In the interests of, well, keeping the list interesting, we discounted the five or six German brewers that take up the top spots – and looked at North America’s plus the UK’s oldest brewers instead. So, without further ado, these are some of the oldest continuous brewers from around the world. Lovely!
Official founded in 1040, the monks at Weihenstephan can claim to have beaten their Bavarian rivals, Weltenberg, by a solitary decade and therefore take their place as the world’s oldest continuously operating brewery. In fact, though, there is evidence they may have roots going back even further than that. A document from 768 AD purports to show a tithe list for the monastery that includes a large quantity of hops from a nearby farmer.
Whether those hops were used in beer making is unclear, but it certainly looks that way. Since 1923 the brewery has been part owned by the Bavarian state, although they continue to create wheat beers using much the same recipes as their thousand-year-old forebearers did. Unfortunately, you won’t find many of their award-winning drinks exported outside of Germany.
The oldest professional brewing facility in Canada, Molson was founded by John Molson, an English immigrant, in 1786. At the tender age of 22, Molson would have no doubt been happy to know that, just over two hundred years later in the modern era, his company now gives their name to one of the biggest multinational brewing conglomerates in the world – Molson Coors.
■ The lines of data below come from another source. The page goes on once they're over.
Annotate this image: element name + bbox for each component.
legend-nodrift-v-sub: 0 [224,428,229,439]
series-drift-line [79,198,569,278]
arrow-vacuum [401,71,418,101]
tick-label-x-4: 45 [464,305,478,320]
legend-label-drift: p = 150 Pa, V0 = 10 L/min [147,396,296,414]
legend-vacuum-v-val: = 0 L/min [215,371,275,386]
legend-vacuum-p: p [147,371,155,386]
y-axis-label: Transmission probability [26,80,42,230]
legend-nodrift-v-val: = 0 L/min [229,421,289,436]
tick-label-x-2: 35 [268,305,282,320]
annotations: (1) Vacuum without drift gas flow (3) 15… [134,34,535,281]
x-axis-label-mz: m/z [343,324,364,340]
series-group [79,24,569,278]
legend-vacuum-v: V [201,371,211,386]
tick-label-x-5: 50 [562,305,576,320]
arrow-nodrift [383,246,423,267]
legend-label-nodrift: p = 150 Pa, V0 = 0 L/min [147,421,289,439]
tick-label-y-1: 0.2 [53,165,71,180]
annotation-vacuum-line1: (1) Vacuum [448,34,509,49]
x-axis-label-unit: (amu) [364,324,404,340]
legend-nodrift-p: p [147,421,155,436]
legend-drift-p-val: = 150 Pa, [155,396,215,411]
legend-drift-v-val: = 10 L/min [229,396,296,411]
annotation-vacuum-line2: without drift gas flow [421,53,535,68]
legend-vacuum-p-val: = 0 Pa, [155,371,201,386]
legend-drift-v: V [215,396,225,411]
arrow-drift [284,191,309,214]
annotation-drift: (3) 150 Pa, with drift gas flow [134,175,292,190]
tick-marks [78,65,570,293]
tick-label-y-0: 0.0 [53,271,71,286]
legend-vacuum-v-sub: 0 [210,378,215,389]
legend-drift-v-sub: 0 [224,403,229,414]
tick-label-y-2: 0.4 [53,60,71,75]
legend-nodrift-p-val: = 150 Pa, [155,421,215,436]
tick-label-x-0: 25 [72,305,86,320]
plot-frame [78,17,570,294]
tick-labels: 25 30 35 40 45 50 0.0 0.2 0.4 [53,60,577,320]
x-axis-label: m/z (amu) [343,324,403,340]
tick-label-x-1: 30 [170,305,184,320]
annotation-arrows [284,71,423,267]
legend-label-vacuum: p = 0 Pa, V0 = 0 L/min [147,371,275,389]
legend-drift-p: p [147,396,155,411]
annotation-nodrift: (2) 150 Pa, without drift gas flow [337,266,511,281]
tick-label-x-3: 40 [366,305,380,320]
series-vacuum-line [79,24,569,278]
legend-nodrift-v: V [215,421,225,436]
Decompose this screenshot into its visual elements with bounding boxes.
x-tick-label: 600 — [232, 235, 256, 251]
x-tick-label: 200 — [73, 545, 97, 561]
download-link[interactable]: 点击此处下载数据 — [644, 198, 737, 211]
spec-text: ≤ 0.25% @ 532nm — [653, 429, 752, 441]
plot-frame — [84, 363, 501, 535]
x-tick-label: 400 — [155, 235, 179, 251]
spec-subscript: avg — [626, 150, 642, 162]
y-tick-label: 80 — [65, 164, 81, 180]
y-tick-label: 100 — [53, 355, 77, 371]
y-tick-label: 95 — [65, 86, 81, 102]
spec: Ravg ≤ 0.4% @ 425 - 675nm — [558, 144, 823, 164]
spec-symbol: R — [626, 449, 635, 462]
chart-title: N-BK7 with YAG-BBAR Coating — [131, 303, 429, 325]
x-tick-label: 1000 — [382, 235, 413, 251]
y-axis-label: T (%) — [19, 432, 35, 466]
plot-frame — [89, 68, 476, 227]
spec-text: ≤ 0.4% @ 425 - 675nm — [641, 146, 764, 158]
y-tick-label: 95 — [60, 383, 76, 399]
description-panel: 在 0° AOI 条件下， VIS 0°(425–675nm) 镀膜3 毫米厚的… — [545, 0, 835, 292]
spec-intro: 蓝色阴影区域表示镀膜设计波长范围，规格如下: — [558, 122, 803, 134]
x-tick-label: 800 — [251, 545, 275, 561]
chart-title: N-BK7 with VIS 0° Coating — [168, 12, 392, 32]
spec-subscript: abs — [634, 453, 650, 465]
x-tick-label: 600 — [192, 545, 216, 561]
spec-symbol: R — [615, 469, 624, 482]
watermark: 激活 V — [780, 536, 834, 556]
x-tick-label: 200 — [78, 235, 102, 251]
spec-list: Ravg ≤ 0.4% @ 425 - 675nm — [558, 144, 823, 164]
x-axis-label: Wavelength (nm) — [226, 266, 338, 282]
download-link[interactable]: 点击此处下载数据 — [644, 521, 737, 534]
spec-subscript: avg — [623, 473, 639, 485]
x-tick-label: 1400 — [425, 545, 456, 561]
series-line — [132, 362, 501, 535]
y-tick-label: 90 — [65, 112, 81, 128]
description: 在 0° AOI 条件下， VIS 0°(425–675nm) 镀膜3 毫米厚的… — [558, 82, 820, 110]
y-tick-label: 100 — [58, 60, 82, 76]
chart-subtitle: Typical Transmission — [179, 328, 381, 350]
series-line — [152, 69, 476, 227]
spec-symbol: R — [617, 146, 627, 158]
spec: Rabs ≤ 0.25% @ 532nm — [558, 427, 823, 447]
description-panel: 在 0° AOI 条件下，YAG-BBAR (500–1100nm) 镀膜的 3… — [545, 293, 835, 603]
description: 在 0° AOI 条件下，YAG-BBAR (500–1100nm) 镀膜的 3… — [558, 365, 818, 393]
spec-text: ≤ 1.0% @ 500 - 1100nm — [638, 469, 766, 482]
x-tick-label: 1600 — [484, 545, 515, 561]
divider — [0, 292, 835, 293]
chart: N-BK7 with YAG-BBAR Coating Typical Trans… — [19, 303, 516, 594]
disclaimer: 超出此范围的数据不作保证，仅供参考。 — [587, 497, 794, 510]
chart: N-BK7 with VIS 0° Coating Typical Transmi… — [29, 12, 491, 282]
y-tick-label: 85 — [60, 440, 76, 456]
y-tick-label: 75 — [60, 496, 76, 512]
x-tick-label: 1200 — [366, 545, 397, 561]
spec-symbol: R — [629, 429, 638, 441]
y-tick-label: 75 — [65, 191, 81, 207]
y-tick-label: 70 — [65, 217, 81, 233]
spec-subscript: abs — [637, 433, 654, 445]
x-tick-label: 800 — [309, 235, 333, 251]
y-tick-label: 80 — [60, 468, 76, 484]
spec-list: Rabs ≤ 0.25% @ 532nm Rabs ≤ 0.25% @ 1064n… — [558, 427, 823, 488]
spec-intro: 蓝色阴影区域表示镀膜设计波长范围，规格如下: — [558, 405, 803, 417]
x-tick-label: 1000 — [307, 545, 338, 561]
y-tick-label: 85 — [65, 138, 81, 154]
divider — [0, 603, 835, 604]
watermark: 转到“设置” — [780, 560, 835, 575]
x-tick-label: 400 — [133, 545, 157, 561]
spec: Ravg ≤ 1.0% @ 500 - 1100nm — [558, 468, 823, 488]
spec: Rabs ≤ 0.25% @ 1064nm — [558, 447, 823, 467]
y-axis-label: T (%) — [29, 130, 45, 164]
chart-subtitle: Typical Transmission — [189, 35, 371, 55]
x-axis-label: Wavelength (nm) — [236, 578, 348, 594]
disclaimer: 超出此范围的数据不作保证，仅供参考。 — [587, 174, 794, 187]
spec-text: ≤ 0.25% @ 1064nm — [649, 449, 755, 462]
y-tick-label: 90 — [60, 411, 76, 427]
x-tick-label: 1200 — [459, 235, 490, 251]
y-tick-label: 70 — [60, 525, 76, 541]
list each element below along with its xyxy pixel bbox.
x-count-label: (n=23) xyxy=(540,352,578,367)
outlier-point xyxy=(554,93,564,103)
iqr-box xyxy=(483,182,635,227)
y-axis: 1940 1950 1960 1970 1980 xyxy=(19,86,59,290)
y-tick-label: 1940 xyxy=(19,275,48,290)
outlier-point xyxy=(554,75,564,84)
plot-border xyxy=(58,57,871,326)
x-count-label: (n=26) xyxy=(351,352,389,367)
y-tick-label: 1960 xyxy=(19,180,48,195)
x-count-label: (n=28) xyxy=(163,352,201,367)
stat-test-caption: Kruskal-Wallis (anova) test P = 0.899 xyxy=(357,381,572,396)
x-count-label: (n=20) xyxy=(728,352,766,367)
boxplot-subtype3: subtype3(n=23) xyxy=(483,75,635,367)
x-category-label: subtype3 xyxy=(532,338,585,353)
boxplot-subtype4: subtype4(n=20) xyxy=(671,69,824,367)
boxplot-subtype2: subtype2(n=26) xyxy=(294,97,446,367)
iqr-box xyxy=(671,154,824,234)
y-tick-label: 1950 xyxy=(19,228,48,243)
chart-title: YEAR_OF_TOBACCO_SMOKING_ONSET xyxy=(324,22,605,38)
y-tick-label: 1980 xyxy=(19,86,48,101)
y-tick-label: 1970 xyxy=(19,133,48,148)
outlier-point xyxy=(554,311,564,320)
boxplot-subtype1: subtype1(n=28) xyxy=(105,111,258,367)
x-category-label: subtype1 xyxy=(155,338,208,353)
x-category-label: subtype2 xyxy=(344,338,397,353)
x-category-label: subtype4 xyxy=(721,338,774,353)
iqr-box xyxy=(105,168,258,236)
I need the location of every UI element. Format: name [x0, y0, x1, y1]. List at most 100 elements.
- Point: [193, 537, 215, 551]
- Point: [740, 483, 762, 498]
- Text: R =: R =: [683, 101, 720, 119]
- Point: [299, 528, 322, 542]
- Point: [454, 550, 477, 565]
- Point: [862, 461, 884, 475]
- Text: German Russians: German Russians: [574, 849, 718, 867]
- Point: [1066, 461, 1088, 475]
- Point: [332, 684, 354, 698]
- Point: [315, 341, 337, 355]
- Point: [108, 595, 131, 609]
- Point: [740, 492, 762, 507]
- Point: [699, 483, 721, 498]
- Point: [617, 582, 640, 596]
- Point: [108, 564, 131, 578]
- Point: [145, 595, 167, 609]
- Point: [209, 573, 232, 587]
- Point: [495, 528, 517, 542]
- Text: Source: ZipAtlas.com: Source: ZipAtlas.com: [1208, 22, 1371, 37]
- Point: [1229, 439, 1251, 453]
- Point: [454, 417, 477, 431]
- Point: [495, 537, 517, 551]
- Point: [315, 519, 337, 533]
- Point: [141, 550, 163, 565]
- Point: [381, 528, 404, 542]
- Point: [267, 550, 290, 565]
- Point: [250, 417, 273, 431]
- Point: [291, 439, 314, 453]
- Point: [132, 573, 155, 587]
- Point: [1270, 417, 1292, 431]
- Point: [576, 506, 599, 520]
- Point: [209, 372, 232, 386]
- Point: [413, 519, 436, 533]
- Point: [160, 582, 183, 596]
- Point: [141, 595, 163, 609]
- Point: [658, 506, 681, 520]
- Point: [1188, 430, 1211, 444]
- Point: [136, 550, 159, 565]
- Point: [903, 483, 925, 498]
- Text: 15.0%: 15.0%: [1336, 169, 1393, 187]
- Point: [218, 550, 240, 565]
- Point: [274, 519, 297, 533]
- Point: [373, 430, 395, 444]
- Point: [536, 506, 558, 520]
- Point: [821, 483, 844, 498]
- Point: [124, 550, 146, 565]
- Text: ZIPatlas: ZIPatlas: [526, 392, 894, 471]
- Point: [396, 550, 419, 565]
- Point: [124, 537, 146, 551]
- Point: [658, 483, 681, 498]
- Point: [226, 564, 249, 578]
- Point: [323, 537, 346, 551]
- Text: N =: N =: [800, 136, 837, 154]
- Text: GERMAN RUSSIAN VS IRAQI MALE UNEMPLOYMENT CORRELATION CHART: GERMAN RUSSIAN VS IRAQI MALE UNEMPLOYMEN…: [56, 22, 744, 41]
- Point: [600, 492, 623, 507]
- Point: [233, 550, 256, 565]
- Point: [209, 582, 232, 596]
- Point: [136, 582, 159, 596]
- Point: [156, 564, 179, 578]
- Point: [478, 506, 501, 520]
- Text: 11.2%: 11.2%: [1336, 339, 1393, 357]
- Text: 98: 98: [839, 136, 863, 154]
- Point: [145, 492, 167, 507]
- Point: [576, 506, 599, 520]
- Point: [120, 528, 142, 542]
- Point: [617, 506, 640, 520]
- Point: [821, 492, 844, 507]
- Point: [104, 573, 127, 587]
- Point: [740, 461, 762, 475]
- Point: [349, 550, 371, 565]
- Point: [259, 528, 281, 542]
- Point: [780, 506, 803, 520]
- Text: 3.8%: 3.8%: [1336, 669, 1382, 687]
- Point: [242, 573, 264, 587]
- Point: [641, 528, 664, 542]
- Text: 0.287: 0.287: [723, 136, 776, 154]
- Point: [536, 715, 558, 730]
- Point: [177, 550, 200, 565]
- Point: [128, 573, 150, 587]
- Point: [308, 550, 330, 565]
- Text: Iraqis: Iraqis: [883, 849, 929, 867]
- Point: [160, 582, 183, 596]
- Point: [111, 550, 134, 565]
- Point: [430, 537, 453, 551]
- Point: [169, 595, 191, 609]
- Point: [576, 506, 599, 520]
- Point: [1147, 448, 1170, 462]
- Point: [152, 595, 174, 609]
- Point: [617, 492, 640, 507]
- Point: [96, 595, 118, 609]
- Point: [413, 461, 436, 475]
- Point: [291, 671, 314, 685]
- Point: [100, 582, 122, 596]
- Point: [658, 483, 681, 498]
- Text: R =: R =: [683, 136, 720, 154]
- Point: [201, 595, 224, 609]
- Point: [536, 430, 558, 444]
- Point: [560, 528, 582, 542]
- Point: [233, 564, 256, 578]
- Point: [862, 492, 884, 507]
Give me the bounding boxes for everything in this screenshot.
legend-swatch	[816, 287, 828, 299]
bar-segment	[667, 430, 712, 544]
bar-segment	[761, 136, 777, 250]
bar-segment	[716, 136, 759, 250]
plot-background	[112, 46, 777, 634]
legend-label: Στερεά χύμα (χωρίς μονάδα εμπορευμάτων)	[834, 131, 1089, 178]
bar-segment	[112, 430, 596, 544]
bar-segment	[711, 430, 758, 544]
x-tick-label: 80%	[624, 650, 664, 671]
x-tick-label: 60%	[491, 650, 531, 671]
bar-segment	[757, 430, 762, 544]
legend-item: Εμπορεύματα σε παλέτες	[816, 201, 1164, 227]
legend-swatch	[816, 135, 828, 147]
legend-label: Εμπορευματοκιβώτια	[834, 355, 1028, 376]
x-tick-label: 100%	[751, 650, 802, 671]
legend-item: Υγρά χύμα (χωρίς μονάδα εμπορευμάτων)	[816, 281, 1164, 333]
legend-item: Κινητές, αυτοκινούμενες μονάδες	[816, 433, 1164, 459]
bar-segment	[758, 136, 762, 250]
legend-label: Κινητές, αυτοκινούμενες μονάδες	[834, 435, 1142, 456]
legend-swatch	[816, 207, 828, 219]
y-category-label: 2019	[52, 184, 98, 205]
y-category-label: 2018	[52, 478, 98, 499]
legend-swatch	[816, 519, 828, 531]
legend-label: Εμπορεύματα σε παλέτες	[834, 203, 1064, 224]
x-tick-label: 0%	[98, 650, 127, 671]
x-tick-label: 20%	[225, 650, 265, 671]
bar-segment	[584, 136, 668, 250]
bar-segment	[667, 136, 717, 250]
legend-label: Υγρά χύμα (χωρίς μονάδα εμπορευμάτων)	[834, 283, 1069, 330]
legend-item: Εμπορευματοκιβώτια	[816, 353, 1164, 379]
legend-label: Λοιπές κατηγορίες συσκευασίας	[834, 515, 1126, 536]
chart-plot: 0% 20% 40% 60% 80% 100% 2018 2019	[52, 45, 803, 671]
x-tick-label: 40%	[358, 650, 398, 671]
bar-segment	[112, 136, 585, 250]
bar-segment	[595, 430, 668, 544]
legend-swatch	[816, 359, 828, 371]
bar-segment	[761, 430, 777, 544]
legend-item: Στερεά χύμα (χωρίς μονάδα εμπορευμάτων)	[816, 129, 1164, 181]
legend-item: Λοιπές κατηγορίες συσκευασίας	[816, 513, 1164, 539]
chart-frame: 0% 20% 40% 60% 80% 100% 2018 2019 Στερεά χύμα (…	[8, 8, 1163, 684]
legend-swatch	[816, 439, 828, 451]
John Molson didn’t just limit himself to brewing either. Molson Brewing also owned a bank and was the first company to introduce steamboat public transit to Canada. Today their beers include such popular brands as Coors Light, Molson Export, Heineken, Tiger and Molson Dry. The Molson name beers are still brewed at the original brewery site in Montreal, Quebec.
Three Tuns Brewery
This brewer in Bishop’s Castle, Shropshire, UK, holds claim to the title of oldest continuous brewery in the British Isles. Established in 1642, on the same grounds it occupies today, Three Tuns is also a tower brewery. This means it uses the gravity of a vertical tower to aid the brewing process and forgo the use of many pumps and siphons. A remnant of Victorian brewing methods, Three Tuns is one of only four of these kind of breweries in the UK.
However, there is some dispute as to if Three Tuns is actually the oldest continuing brewery in England. Certainly, it is the oldest documented and licenced operation – but Shepard Neame brewery in Faversham, Kent, claims that ale production was going on at their site from 1525.
Whatever the truth of the matter, they both make some fine and tasty beers!